Re: Suggested XFS setup/options for 10TB file system w/ 18-20M files.

Dave Chinner <david@xxxxxxxxxxxxx> · Tue, 3 Oct 2017 10:14:20 +1100

On Mon, Oct 02, 2017 at 09:14:07AM -0400, R. Jason Adams wrote:
> Hello,
> 
> I have a use case where I'm writing ~500Kb (avg size) files to a
> 10TB XFS file systems. Each of system has 36 of these 10TB drives.
> 
> The application opens the file, writes the data (single call), and
> closes the file. In addition there are a few lines added to the
> extended attributes. The filesystem ends up with 18 to 20 million
> files when the drive is full. The files are currently spread over
> 128x128 directories using a hash of the filename.

Eric already mentioned it, but hashing directories in userspace is
only necessary to generate sufficient parallelism for the
application's file create/unlink needs.

You're using 10TB drives, so they'll have 10AGs, so each filesystem
can be running 10 concurrent file create/unlinks. Hence having
128x128 = 16384 directories and so ~1000 files per directory is
splitting things way to fine.

Read the "Directory block size" section here:

https://git.kernel.org/pub/scm/fs/xfs/xfs-documentation.git/tree/admin/XFS_Performance_Tuning/filesystem_tunables.asciidoc

Summary:

.Recommended maximum number of directory entries for directory block
sizes
[header]
|=====
| Directory block size  | Max. entries (read-heavy)     | Max.  entries (write-heavy)
| 4 KB                  | 100000-200000                 | 1000000-2000000
| 16 KB                 | 100000-1000000                | 1000000-10000000
| 64 KB                 | >1000000                      | >10000000
|=====

With 4k directory block size and your write heavy workload, you
could get away with just 10 directories. However, it'd probably be
better to use a single level 100-directory wide hash to bring to
down to less than 200k files per directory....

> The format command I'm using:
> 
> mkfs.xfs -f -i size=1024 ${DRIVE}

Small files should be a single extent, so there's heaps of room for
a 200 byte xattr in the inode. using 512 byte inodes will half
memory demand for caching inode buffers....

> Mount options:
> 
> rw,noatime,attr2,inode64,allocsize=2048k,logbufs=8,logbsize=256k,noquota

You probably don't need the allocsize mount option. It turns off the
delalloc autosizing code and prevents tight packing of small
write-once files.

In general, use the defaults and don't add anything extra unless you
know it solves a specific problem you've witnessed in testing...

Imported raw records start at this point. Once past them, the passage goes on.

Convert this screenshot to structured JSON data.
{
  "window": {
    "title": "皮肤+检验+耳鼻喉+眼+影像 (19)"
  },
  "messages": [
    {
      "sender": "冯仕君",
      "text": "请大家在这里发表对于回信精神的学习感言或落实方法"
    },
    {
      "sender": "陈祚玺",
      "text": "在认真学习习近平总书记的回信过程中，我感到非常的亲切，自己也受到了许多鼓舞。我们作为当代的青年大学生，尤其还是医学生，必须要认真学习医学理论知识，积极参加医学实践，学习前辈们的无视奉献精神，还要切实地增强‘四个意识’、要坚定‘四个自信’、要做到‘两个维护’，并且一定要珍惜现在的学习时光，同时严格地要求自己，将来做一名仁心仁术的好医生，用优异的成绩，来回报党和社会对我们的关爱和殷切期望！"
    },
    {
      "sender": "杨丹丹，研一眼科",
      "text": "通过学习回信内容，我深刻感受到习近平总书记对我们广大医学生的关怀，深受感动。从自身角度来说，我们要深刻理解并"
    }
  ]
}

> As the drive is filling, the first few % of the drive seems fine.
> Using iostat the avgrq-sz is close to the average file size. What
> I'm noticing is as the drive starts to fill (say around 5-10%) the
> reads start increasing (r/s in iostat). In addition, the avgrq-sz
> starts to decrease. Pretty soon the r/s can be 1/3 to 1/2 as many
> as our w/s.

Most likely going to be metadata writeback of inode buffers
requiring RMW based on experience with gluster and ceph having
exactly the same problems.  Use blktrace to identify what the reads
are, and see if those same blocks are written later on. An io marked
a "M" is a metadata IO. Post the blktrace output of the bits you
find relevant.

FWIW, how much RAM do you have in the system, and what does 'echo
200 > /proc/sys/fs/xfs/xfssyncd_centisecs' do to the behaviour?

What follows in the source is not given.